Yes, cops can still pistol whip people and can still use their billy clubs. But police officers have to file reports each time their guns are drawn (I'd love to see that report: 23:14 hours, pistol withdrawn from holster; suspect detained through use of pistol "whip" technique...).

Also, billy clubs are actually MADE to club people with. That is their purpose. Guns are made to threaten and inflict harm or defend if necessary. These tools are essential to protect the safety and to maintain the authority that police officers have.

Guns have to be metal (ceramics notwithstanding). They have to contain bullets. Billy clubs have to be appropriately "billy-club-ish." Flashlights, on the other hand, don't have to be metal and are meant to do anything more that cast light. If plastic can do the same thing, then why is this such an issue, especially if it takes another means of abuse out of the hands of bad cops without hindering the ability of good cops to use the flashlight for what it is meant for.

As I said in my first post, you aren't going to eradicate abuse by creating penalties - in all likelihood, these cops probably believe that they are above the law in this respect. Second, you aren't going to eradicate abuse through other means (pistol whipping) without a paradigm shift in the mind-set of abusive cops. Therefore, why not take some temptation away from those abusive cops by replacing their metal flashlights with plastic ones? If it leads to one less beating without any loss of reliable performance by the flashlight, then it is an undeniably good thing.

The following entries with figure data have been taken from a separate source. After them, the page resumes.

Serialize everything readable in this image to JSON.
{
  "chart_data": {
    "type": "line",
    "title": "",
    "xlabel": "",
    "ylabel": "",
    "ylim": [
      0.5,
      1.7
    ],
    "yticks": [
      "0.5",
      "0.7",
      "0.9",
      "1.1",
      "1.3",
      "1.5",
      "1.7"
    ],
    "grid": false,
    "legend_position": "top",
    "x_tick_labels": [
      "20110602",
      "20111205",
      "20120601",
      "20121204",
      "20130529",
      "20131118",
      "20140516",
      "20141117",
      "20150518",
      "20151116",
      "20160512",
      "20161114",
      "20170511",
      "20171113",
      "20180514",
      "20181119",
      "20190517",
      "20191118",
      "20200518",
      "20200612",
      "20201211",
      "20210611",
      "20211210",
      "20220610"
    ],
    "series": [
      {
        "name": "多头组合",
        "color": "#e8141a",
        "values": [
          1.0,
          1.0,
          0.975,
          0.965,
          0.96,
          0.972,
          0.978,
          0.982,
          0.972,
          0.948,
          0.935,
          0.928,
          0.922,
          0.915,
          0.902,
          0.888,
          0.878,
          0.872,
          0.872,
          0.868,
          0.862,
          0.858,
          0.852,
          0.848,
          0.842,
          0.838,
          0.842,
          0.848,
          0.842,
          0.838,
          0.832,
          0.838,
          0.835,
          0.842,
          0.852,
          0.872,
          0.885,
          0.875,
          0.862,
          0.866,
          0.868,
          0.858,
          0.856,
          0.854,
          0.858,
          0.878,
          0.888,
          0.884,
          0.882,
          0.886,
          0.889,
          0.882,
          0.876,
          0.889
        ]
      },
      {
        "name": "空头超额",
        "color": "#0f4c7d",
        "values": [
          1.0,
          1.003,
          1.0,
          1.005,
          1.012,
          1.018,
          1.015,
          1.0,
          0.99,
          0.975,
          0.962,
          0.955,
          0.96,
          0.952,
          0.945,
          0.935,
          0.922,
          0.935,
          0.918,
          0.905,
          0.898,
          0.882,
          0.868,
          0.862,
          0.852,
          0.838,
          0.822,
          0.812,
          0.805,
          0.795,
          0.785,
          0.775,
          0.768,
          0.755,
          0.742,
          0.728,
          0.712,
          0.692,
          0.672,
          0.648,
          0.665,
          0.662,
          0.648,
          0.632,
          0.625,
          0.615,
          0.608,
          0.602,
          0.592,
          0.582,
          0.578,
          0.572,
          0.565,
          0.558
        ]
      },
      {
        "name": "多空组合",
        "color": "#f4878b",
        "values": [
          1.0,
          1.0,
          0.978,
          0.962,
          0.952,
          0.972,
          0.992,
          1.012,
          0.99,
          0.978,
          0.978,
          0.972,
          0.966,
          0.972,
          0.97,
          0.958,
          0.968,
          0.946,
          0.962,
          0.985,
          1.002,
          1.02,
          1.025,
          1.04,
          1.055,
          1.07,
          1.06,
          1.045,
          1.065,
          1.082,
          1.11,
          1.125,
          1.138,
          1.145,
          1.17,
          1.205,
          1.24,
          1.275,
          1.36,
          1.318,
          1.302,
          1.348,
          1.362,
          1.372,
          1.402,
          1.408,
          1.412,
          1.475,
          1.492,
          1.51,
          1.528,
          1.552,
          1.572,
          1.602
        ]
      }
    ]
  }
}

If cops begin pistol whipping or billy-clubbing people instead, then the problem will only have shifted. But this shift is indicative (in my mind) of the fact that the behavior CANNOT be regulated or eradicated (i.e. these abusers are going to find something with which to beat people, no matter what). I don't know what the next step is (b/c you can't take guns out of cops hands, and there probably is no good substitue for a billy club - except mace or tasers), but it seems that taking huge, heavy metal flashlights is a step in the right direction, if only a small one.